I actually think the opposite is happening. Yes, a few are adding OAuth flow-equivalent, but even more are adding 2-factor and other security measures that prevent a third party.
Maybe Plaid has enough clout to prevent it, but other services have dropped functionality for more and more accounts over the past 2-3 years in my experience.
IIRC, OpenBanking in the UK requires a re-auth every 90 days with the 2FA. I think thats a very reasonable balance, and means services don't have perpetual access.
Oh, I'd be ecstatic if that's how it worked. Instead, I have to go through 2FA every time I want to update with some providers. Others say "Apologies, we're working with the provider to restore support" and have stopped working for years. Others I can transfer money but can no longer see the balance.
On rare occasion I see banks that have a revocable token. I can't remember the exact linking process, but presumably they don't get my credentials, I can specify read-only access and specify specific accounts, it need periodic renewal, and from the bank end I can see who I gave permission to and revoke access from there. This doesn't seem common and I'm not sure if all the clients support those banks (or if it's a limited "in-group").

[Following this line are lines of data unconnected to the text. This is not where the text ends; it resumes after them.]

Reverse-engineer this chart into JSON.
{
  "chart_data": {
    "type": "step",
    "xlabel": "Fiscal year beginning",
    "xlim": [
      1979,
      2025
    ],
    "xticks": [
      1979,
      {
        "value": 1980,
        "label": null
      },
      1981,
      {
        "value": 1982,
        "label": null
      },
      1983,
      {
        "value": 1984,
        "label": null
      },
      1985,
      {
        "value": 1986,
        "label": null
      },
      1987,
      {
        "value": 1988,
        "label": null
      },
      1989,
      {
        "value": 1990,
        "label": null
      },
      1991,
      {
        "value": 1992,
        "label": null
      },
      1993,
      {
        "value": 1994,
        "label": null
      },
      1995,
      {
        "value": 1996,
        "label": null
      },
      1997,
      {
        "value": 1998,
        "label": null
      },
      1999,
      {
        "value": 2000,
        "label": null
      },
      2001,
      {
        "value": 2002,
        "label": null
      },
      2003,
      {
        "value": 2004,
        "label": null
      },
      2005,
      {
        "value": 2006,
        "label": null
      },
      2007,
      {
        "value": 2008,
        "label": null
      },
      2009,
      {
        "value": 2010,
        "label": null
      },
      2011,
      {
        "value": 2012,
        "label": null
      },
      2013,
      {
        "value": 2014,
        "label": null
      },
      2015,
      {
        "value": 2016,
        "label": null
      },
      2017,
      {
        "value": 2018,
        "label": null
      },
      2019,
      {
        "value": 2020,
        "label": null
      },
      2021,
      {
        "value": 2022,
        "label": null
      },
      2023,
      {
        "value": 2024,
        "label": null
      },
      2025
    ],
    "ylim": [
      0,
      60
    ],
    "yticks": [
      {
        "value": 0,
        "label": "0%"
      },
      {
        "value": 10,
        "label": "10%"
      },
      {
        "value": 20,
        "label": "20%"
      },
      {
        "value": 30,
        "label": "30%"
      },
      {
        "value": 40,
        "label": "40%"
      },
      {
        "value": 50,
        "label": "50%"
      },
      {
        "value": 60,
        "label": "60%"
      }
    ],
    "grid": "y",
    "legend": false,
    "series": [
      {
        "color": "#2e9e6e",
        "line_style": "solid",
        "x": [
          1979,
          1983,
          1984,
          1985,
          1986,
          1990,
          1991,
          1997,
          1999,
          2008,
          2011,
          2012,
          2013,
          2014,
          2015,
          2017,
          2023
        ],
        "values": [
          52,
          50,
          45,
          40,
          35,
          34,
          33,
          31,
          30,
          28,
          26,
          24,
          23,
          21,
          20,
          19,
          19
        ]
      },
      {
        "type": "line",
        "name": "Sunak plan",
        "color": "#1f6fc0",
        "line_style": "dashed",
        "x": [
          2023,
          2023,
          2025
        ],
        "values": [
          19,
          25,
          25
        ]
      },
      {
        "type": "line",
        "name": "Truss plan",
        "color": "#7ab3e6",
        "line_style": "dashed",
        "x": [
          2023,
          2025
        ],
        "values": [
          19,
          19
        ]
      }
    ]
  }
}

None of this is especially novel. It's just the incentives and efforts aren't there.
It's frankly annoying. I wish they enforced a notification by some means instead (X still has access unless you do Y), at least for services that only need read-only access.
Yep, but unfortunately it's only a small handful of the banks. And it tends to be the larger national banks that offer proper APIs, and I tend to avoid banking with those.
I'd really like to see Open Banking API laws passed in the US to require banks to offer this kind of API.
Maybe Plaid has enough clout to prevent it, but other services have dropped functionality for more and more accounts over the past 2-3 years in my experience.